Imagen de referencia Foto: ACG

Morelia, Michoacán

Finalmente la fecha ha llegado. Un largo año de espera ha sido necesario. Hoy, decenas, cientos, de familias acuden al Panteón Civil para honrar a sus difuntos, en la fecha en que tienen permitido el retorno temporal para un abrazo más, este 2 de noviembre.

Desde temprana hora, las filas se organizaron a las puertas del camposanto. Armados con flores, principalmente cempaxúchitl; coronas; cruces; papel picado; sillas; alimentos preparados y bebidas; artículos de limpieza, y cubetas, los paseantes empezaron las labores.

Fotos: ACG.

Limpiaron las tumbas, para retirar las flores secas, las telarañas, la maleza y la tierra acumuladas. Lavaron y asearon los sepulcros, para enseguida empezar a colocar flores y adornos, velas, veladoras y fotografías familiares.

En algunas lápidas, las familias se hacen acompañar por música, desde alguna grabadora o teléfono celular, o con el apoyo de músicos que aguardan en el exterior del Panteón Municipal para ser contratados. Otros rezan el rosario, para pedir a su divinidad por el descanso del alma de sus seres queridos. Algunos más simplemente permanecen en silencio, en charla muda e íntima.

El recogimiento no dura mucho. Es momento del reencuentro anual, y los visitantes hacen valer la ocasión. Sacan de sus bolsas y mochilas las carnitas, los tacos, las viandas adquiridas o preparadas en casa que han dispuesto para degustar en compañía de los ausentes.

No se admite el consumo de alcohol, pero eso no impide que impere la algarabía y el ambiente festivo. Es un momento de nostalgia y tristeza, pero se sobreponen a ellas la emoción y la alegría por estar juntos una vez más.

Con pico en mano, Jesús retira la maleza que ha crecido en torno del sepulcro de su padre. Sus pequeños corren alrededor, entre gritos y risas, esperando el momento de platicar con el abuelo. Bajo el sol intenso que se observa en la zona donde reposa su padre, Jesús culmina su labor, y llama a los niños. Los 3, tomados de la mano, inician la charla. Los logros del último año, las cosas nuevas que han acontecido, la llegada de las nuevas mascotas, pero, sobre todo, lo mucho que le extrañan, sale de sus labios.

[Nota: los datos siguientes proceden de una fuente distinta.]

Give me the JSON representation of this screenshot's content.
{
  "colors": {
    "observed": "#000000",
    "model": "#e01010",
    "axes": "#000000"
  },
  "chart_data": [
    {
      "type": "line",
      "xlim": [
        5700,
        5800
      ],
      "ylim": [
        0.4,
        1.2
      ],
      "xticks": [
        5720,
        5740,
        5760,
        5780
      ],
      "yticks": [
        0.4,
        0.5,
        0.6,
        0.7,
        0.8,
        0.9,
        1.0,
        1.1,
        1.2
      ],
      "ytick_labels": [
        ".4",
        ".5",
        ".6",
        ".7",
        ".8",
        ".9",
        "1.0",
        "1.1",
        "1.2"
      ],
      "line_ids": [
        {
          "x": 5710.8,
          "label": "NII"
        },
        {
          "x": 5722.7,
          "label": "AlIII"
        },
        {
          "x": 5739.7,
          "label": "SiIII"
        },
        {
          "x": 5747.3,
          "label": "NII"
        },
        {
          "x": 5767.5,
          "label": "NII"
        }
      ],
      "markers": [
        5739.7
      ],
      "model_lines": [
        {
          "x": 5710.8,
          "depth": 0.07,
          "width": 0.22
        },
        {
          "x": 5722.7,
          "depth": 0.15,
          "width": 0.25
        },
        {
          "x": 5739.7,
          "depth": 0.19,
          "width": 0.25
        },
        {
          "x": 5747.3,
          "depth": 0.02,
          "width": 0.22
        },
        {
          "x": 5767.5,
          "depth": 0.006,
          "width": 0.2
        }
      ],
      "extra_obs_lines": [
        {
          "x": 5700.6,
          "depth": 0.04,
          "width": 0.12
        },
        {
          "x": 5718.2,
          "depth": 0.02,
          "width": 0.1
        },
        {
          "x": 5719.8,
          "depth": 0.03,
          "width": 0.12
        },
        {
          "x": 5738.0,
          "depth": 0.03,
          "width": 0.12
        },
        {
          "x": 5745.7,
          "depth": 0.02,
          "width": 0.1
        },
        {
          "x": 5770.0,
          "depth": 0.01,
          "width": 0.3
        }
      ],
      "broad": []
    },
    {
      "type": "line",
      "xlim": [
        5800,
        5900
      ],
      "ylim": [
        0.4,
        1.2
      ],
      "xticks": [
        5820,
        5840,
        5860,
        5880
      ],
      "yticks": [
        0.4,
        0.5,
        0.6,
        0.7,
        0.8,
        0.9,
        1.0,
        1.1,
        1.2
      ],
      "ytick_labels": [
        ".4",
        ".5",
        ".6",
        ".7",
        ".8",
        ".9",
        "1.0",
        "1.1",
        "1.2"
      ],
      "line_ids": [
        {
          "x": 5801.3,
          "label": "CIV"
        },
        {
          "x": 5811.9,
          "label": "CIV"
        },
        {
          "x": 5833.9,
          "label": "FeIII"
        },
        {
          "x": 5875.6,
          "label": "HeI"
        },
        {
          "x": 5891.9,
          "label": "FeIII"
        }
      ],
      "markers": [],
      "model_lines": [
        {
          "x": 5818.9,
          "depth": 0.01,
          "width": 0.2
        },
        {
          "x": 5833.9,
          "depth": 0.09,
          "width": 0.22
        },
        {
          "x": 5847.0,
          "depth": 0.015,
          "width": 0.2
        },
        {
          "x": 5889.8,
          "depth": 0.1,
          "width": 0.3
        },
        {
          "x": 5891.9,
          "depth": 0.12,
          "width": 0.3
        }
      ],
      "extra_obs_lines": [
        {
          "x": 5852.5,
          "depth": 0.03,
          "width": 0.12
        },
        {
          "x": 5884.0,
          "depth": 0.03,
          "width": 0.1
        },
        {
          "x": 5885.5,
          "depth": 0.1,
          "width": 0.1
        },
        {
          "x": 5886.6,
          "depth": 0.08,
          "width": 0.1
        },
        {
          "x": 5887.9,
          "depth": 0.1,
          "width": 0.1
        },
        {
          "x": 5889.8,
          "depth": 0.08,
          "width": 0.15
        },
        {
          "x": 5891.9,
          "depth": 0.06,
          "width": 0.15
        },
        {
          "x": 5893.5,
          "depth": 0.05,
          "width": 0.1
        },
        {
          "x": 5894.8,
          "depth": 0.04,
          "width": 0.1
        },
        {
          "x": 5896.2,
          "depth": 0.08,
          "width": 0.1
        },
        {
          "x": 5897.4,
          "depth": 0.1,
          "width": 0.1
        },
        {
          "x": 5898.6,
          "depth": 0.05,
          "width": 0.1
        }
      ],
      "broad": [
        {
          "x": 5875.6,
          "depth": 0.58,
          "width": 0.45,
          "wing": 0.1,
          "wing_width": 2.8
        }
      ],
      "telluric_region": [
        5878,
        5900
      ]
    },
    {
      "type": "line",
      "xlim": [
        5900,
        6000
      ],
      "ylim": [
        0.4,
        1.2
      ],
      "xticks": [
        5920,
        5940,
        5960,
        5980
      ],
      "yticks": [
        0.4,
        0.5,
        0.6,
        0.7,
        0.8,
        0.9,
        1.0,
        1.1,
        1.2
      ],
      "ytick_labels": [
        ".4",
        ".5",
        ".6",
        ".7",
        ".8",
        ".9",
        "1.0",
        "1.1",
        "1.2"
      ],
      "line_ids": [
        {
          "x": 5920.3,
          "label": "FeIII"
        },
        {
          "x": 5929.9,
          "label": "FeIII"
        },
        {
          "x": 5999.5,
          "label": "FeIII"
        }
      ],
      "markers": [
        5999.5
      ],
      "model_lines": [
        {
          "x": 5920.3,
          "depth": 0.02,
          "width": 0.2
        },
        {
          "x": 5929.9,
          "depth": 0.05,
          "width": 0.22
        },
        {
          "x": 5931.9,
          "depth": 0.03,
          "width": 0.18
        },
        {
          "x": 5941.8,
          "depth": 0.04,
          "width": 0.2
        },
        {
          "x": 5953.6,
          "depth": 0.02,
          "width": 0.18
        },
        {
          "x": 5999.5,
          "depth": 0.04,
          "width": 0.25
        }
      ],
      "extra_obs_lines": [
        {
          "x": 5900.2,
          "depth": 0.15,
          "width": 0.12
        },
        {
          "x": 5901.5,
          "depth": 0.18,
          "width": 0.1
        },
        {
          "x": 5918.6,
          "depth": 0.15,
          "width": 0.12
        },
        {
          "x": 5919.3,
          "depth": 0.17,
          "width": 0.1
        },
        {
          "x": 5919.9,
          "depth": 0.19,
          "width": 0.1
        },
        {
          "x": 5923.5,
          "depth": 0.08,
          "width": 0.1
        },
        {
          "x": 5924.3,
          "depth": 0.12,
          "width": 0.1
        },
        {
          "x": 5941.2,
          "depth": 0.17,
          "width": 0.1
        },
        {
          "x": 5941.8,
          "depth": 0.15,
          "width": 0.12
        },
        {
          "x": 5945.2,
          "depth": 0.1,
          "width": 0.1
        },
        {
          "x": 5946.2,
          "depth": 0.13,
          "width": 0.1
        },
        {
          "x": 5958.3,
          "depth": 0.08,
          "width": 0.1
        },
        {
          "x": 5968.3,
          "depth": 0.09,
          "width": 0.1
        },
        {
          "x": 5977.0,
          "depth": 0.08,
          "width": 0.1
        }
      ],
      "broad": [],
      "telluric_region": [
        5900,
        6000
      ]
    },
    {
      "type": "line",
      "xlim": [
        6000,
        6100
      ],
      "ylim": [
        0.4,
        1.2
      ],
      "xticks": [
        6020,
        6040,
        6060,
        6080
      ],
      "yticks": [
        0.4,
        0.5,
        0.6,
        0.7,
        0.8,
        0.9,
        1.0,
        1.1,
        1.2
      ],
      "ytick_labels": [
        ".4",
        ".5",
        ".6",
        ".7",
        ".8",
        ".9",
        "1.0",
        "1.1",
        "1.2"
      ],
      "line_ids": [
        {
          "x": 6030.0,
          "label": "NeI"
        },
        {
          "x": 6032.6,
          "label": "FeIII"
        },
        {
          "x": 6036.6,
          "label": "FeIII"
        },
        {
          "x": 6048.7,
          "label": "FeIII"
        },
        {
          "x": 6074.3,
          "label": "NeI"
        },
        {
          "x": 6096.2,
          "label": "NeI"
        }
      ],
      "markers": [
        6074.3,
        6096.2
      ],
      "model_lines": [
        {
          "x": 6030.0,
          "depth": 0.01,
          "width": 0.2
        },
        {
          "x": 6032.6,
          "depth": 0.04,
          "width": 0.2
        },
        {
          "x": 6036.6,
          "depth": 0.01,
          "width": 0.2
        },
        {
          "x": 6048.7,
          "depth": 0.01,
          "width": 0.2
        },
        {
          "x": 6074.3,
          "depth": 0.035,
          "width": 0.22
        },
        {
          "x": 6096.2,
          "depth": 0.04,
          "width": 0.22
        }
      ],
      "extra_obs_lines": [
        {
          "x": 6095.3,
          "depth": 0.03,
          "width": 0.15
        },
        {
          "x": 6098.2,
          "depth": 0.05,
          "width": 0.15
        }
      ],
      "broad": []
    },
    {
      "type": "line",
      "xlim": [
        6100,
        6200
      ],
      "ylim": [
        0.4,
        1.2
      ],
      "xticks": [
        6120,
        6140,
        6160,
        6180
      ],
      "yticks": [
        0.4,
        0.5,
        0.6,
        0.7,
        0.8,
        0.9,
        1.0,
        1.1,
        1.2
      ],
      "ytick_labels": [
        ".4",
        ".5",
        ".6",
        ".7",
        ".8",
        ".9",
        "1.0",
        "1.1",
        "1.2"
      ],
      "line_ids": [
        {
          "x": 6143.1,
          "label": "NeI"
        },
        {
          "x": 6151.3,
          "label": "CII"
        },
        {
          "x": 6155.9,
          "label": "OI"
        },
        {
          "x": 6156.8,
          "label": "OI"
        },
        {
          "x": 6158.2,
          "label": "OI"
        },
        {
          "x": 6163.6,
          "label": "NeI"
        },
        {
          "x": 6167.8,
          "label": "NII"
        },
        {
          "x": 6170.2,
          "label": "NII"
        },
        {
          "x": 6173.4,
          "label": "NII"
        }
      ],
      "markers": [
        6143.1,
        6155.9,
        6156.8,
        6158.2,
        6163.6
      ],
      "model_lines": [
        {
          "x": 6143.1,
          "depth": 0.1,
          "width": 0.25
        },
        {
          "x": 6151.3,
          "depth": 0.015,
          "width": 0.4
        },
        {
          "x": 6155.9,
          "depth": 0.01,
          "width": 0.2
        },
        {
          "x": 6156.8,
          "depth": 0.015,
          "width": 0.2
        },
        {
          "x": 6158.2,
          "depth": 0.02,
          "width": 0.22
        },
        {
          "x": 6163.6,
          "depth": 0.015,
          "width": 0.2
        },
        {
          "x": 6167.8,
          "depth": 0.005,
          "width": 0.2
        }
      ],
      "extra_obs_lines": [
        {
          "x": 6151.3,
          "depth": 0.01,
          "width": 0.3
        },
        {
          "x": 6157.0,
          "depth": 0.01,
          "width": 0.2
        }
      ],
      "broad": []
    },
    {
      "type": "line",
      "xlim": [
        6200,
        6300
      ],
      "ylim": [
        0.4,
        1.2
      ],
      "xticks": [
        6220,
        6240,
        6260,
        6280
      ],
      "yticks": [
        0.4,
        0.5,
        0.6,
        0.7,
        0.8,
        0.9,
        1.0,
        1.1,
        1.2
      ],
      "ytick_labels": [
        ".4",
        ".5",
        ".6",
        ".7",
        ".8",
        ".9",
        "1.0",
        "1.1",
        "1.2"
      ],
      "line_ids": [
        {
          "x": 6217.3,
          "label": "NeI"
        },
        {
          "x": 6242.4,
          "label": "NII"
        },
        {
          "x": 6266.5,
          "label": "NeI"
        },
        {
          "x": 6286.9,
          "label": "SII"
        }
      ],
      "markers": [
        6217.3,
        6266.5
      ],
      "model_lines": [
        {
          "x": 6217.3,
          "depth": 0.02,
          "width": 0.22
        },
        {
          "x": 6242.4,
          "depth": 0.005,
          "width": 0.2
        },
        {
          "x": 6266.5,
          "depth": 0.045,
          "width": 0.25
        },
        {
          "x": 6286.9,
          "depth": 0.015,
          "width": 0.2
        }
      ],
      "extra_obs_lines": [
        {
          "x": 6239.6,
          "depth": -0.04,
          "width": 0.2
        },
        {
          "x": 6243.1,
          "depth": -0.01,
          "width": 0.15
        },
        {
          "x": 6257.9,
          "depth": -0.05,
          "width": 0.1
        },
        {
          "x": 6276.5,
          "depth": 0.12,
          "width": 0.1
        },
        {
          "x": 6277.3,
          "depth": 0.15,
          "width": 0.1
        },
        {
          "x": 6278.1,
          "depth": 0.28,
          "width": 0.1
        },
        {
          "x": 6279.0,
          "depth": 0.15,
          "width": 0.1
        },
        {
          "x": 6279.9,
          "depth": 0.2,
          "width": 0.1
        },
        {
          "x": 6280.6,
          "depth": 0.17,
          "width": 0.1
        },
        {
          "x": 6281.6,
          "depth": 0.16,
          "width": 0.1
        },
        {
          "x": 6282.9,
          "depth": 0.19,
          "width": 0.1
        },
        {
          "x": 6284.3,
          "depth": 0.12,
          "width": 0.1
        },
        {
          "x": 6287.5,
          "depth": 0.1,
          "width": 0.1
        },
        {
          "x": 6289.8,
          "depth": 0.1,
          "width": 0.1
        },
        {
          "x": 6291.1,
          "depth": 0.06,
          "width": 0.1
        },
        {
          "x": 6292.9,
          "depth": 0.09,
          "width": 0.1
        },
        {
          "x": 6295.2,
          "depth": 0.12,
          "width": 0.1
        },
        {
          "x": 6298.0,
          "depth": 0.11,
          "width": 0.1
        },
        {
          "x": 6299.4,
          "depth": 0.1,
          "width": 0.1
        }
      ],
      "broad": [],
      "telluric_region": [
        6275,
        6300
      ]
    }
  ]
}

“Te extraño, papá. Tus nietos también te extrañan. Pronto volveremos”, dice Jesús a su padre, mientras deja algunas flores de colores sobre la lápida donde se inscriben los datos de su ser querido.

A escasos metros, Silvia y su familia están en plena celebración. Los adultos limpian y limpian; los mayores cuidan las pertenencias, y los infantes corren y gritan. Silvia, con una escoba y una cubeta vacía, da indicaciones a quienes recogen la tierra y las flores secas.

“Venimos a ver a mamá. Venimos todos, mis tías, mi papá, que ya son muy mayores, pero no se rajan. También estamos todos los hermanos, los yernos y las nueras, es una de las pocas fechas en que podemos juntarnos. Y los nietos, desde los adolescentes, que nos ayudan a traer agua y tirar la basura, hasta los niños, que solo quieren jugar”, detalla.

Fotos: ACG.

Rezaron el rosario, pero el hambre apremia. De grandes bolsas de mandado, salieron las tortas de jamón, de queso y de frijoles. Todavía está caliente el pan. Se escucha el gas de los refrescos al servirse, y el bote con los chilitos en vinagre pasó de mano en mano.

“Mamá adoraba cuando nos juntamos, así que hacemos el esfuerzo para venir todos y convivir, aquí, con ella. Así mamá podrá descansar tranquila, viendo a su familia unida y feliz”, concluye Silvia.

Finalmente el momento ha llegado. Decenas, cientos de familias ingresan al Panteón Civil para, por unos instantes al año, abrazar una vez más a sus queridos ausentes.